Vieille terrasse en bois : la rénover… ou tout refaire ?

Une terrasse en bois de dix ou quinze ans, argentée, avec quelques lames fendues, pousse souvent à demander des devis de remplacement. L’aspect de surface dit pourtant très peu de l’état réel de l’ouvrage. Ce qui décide de la suite se trouve dessous, dans la structure, et un après-midi suffit pour en avoir le cœur net.

Le gris n’est pas un défaut de structure !

Le grisaillement vient de la lumière. Les UV dégradent la lignine, le liant naturel des fibres en surface, et la pluie lessive ces résidus : il ne reste qu’une fine couche de cellulose décolorée, épaisse de quelques dixièmes de millimètre. Sous cette pellicule, le bois garde sa couleur et sa résistance. Un dégriseur à l’acide oxalique, suivi d’un bon rinçage, ramène en général la teinte d’origine.

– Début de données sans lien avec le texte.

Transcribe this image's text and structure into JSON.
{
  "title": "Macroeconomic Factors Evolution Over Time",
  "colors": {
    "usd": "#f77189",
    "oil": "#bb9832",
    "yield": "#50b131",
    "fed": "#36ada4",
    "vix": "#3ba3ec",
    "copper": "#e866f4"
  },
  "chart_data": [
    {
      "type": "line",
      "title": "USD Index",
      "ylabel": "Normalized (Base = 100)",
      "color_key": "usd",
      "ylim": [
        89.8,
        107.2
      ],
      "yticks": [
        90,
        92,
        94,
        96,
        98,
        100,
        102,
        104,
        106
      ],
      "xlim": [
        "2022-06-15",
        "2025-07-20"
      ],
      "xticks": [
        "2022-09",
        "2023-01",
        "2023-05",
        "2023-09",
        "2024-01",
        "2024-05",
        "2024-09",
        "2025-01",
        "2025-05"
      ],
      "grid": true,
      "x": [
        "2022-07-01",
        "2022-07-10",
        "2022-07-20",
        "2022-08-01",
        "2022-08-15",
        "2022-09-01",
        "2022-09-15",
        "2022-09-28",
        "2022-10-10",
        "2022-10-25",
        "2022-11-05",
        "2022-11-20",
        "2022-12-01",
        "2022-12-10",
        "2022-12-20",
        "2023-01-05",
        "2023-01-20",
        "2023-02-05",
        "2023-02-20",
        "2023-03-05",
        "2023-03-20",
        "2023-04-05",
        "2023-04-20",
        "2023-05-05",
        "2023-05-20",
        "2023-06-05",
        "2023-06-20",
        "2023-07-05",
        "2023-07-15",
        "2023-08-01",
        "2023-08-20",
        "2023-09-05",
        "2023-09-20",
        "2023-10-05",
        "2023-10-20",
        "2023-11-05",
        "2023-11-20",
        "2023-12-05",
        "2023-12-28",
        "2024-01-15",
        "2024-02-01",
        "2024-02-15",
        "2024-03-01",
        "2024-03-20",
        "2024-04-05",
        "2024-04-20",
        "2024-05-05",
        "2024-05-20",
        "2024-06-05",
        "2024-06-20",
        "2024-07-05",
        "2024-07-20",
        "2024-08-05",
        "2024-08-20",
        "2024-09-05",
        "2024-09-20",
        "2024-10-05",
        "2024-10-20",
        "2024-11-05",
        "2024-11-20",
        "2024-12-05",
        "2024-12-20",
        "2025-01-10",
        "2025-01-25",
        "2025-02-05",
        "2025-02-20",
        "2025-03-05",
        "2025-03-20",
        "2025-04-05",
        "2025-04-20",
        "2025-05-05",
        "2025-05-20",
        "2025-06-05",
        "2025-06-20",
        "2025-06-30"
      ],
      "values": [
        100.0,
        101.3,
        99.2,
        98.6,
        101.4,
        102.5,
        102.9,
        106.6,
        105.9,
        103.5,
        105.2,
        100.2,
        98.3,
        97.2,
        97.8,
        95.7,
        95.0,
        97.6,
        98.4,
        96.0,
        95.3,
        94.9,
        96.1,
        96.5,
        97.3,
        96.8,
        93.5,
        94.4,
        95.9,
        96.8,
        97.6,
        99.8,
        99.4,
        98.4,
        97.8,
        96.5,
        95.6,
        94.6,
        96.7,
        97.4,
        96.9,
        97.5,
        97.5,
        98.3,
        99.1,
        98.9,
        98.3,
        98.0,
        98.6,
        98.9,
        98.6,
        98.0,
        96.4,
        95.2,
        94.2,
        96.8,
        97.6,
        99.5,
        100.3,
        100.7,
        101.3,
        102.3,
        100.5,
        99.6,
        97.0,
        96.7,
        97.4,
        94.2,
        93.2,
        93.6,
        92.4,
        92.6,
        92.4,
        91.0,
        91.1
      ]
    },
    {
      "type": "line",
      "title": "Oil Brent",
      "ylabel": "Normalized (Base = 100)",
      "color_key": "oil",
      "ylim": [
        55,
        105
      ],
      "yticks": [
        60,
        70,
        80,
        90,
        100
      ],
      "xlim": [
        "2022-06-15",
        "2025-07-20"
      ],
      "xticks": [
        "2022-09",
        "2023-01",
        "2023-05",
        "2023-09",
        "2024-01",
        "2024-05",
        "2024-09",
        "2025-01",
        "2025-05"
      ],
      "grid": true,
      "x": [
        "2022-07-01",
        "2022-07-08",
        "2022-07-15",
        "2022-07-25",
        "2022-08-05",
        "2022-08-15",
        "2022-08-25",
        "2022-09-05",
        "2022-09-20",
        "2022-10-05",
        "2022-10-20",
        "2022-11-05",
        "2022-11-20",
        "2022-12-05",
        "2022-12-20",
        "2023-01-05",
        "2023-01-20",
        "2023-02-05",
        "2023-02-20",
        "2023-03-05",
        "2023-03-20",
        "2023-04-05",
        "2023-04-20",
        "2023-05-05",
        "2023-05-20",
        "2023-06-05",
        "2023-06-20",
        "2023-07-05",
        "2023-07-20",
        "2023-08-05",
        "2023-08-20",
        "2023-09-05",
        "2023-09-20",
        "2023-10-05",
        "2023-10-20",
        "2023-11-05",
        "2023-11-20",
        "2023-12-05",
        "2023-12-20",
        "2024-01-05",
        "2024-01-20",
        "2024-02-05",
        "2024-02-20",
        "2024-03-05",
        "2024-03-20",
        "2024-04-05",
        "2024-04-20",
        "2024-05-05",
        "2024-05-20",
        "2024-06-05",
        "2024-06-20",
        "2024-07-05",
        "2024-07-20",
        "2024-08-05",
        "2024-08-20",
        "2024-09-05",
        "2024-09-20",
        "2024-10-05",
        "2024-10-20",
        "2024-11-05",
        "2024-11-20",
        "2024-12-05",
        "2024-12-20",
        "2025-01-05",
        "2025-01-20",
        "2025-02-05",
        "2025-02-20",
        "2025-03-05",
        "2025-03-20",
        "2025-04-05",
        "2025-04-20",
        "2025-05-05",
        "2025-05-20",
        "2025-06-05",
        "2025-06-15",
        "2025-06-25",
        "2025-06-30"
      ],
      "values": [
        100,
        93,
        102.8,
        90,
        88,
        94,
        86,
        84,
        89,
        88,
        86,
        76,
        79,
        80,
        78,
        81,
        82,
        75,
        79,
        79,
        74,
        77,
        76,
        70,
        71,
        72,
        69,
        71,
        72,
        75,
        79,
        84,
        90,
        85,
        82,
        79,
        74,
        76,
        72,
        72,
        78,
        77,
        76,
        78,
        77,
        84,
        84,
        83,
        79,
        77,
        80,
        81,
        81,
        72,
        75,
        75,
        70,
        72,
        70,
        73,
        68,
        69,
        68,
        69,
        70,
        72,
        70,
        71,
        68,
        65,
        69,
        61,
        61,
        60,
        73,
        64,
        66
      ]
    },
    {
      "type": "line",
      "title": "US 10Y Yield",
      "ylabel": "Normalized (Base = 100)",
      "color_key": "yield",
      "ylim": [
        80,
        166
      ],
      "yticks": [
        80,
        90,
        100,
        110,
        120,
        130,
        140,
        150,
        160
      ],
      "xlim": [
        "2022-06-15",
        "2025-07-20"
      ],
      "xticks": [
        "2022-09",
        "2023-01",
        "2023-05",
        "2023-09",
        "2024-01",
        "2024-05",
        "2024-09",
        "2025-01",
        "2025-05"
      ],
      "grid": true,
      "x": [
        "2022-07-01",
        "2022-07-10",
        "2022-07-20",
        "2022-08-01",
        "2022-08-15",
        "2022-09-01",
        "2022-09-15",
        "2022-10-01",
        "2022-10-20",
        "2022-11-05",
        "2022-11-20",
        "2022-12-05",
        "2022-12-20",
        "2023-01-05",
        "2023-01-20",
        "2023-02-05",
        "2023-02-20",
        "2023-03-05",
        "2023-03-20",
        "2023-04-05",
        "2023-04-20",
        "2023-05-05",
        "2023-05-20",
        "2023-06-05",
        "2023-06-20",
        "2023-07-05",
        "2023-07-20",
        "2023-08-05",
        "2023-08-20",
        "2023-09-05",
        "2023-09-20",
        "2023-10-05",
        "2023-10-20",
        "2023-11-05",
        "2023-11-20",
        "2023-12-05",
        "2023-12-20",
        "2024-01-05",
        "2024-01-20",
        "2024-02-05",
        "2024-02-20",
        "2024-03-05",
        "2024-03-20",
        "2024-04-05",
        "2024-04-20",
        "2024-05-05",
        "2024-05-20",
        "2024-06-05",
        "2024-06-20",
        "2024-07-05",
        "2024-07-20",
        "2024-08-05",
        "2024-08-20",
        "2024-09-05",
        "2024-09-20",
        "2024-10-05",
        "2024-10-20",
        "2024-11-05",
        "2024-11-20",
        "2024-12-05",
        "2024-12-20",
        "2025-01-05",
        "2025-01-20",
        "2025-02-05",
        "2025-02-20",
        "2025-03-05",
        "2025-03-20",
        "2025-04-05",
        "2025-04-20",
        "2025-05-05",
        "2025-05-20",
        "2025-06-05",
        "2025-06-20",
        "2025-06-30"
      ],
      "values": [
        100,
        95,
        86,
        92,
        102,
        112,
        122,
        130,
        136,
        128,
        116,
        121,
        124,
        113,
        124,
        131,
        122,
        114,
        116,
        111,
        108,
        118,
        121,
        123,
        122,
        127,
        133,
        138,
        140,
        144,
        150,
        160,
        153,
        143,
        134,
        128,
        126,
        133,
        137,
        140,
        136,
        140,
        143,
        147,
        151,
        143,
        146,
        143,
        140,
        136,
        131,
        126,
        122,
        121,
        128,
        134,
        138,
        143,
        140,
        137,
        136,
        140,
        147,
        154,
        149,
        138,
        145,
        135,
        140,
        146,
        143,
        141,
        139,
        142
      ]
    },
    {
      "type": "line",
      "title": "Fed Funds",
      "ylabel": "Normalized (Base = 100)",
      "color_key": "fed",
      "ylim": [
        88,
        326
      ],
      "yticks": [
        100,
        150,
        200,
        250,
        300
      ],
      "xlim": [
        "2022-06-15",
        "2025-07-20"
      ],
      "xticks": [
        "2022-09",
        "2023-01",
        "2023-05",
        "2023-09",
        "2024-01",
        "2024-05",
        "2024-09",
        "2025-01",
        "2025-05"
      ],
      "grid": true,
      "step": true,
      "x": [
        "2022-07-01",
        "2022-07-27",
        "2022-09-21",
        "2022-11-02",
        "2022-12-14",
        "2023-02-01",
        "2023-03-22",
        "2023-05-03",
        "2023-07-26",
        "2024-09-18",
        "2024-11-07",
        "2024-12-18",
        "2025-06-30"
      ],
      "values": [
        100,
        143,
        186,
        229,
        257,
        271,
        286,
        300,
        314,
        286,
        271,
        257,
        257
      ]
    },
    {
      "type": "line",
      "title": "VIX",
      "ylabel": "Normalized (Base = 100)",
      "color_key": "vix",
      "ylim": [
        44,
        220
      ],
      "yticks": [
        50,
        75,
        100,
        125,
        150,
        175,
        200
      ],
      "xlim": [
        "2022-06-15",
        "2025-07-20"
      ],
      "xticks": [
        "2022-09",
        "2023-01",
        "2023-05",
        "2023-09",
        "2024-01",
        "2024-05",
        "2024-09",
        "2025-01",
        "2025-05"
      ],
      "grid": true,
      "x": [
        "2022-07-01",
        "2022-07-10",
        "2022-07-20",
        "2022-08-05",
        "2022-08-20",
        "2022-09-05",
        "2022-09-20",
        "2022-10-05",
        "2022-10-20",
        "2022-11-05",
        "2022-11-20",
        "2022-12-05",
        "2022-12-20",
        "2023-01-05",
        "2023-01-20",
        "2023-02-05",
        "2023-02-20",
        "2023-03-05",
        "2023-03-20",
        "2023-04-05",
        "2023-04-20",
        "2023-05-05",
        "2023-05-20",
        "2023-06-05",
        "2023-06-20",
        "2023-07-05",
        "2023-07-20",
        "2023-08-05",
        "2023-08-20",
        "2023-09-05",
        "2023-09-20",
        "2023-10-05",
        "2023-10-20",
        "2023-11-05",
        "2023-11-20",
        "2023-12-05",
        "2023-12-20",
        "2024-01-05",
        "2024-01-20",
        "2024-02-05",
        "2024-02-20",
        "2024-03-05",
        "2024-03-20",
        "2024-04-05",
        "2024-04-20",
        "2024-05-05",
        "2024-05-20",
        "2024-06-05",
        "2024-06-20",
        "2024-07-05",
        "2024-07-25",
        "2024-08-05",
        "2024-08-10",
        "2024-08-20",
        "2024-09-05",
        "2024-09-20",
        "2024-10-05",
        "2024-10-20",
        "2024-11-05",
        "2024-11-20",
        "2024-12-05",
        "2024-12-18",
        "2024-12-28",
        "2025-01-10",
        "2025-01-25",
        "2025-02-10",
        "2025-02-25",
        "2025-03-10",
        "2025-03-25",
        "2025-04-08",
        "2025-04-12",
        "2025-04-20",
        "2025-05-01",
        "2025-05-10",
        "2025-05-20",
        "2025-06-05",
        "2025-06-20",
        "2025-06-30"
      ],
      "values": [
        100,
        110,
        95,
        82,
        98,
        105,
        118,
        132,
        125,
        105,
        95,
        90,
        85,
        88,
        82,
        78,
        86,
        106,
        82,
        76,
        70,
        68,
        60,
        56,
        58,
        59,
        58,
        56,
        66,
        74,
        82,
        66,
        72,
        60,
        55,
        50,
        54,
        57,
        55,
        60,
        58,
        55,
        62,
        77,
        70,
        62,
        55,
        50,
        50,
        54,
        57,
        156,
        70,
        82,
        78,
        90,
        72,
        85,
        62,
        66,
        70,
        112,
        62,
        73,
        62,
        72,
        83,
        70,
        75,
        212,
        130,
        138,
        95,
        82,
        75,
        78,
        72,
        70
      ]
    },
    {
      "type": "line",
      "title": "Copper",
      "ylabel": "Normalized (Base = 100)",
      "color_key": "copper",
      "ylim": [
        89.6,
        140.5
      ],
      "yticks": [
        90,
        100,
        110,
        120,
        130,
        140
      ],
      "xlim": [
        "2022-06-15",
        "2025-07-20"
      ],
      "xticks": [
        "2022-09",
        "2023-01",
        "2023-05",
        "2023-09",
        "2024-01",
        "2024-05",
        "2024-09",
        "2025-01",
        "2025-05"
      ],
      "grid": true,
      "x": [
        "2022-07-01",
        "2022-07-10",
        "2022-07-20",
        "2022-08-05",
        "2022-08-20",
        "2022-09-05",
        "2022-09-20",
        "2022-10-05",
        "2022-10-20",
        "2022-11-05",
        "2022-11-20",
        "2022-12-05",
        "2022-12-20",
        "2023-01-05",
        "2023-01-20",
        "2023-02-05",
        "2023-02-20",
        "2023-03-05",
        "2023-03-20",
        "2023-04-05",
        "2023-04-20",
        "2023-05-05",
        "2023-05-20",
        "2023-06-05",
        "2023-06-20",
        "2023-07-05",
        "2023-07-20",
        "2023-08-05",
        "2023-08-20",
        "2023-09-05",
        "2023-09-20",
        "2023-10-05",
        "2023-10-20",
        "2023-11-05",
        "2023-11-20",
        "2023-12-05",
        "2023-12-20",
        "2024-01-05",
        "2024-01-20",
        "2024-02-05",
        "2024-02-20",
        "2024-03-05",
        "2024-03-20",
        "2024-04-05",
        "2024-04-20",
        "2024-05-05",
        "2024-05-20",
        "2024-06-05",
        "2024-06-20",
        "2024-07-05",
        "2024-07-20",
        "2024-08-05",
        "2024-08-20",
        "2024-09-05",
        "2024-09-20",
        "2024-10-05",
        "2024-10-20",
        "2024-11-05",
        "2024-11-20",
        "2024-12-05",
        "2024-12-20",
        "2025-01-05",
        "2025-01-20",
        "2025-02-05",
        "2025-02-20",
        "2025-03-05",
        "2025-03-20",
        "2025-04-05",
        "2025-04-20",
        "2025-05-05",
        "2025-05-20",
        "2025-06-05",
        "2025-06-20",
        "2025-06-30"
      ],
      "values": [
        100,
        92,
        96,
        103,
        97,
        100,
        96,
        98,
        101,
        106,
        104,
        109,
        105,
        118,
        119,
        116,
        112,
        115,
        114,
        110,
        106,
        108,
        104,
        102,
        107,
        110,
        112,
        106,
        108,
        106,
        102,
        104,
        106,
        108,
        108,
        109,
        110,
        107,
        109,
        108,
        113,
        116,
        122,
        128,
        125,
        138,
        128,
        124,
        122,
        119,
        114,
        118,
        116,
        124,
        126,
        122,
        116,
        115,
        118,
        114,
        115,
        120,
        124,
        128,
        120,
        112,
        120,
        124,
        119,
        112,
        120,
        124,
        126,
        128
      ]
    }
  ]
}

Les fentes en bout de lame et les petites gerces relèvent du même registre. Le bois gonfle et se rétracte à chaque alternance de pluie et de sécheresse, et ces fissures fines ne changent rien à la tenue d’une lame tant qu’elles ne la traversent pas. Ce sont des rides, sans gravité. Les vrais indices se cherchent avec un tournevis et une lampe torche.

Trois contrôles avant de demander un devis

Le diagnostic se fait de préférence après quelques jours secs, pour que le bois ne paraisse pas plus mou qu’il ne l’est. Il dira où en est la terrasse aujourd’hui, mais pas combien de temps elle tiendra : pour se projeter, l’essence, l’exposition et la façon dont la structure a été posée comptent autant que l’âge. Le simulateur de vieillissement d’Entretien Terrasse croise justement ces paramètres et annonce les désordres à venir, leur échéance probable et le geste qui les retarde. Sur place, trois points suffisent à trancher dans la plupart des cas :

  • la pointe du tournevis, enfoncée à la main dans une lame puis dans une lambourde : sur un bois sain elle marque à peine, sur un bois attaqué par la pourriture elle entre sans effort et arrache des fibres brunes et spongieuses ;
  • les lambourdes elles-mêmes, en déposant une ou deux lames dans l’angle le plus humide, souvent contre la façade : on voit alors si la structure repose sur des plots, sur une dalle ou directement sur la terre, ce qui la condamne à terme ;
  • la visserie : des auréoles noires autour des vis trahissent un acier ordinaire qui réagit avec les tanins du bois, et une vis qui tourne dans le vide signale une lame qui ne tient plus.

Les résultats orientent vers l’une de deux voies. Une structure saine avec quelques lames molles se rénove en un week-end. Des lambourdes qui s’effritent sous la pointe imposent de reprendre l’ossature, et une rénovation de surface n’achèterait alors que deux saisons de répit.

Remplacer quelques lames sans tout démonter

Quand la structure est saine, le chantier se résume à changer les lames abîmées. La difficulté est la teinte : une lame neuve tranche nettement au milieu de ses voisines grisées. Deux parades existent. On dégrise toute la surface pour ramener l’ensemble vers le ton d’origine, ou on récupère des lames anciennes dans une zone peu visible (sous le salon de jardin, contre un mur) pour les placer au centre, et on pose les neuves dans ces coins discrets.

Il faut aussi retrouver le même profil. Épaisseur, largeur et rainurage varient d’un fabricant à l’autre, et deux millimètres d’écart suffisent à créer une marche où l’on se prend les pieds. Emporter une chute de lame au magasin évite les allers-retours. Les vis se remplacent toutes par de l’inox A4 si la terrasse est proche de la mer ou d’une piscine au sel, l’A2 suffisant ailleurs.

Quand la structure impose de tout refaire

Si plusieurs lambourdes sont atteintes, la rénovation perd son intérêt : visser des lames neuves sur une ossature qui continue de pourrir, c’est repousser le problème de deux ou trois ans. C’est le cas typique des terrasses posées au ras du sol, sans ventilation, où l’humidité stagne sous le platelage. La norme NF EN 335 range d’ailleurs ce type de situation en classe d’emploi 4, celle d’un bois en contact avec le sol, bien plus exigeante que la classe 3 d’un bois simplement exposé à la pluie.

Refaire l’ossature est l’occasion de corriger ce qui l’a tuée : des plots réglables pour la surélever, un vide d’air sous les lambourdes, une légère pente pour évacuer l’eau, et une bande bitumineuse collée sur le dessus des lambourdes, qui empêche l’eau de stagner sous chaque vis. Les anciennes lames peuvent parfois resservir après dégrisage. Un bois classé très durable par la norme NF EN 350, comme l’ipé, supporte souvent une seconde vie sur une structure neuve, ce qui allège nettement la facture sans rien sacrifier à la solidité.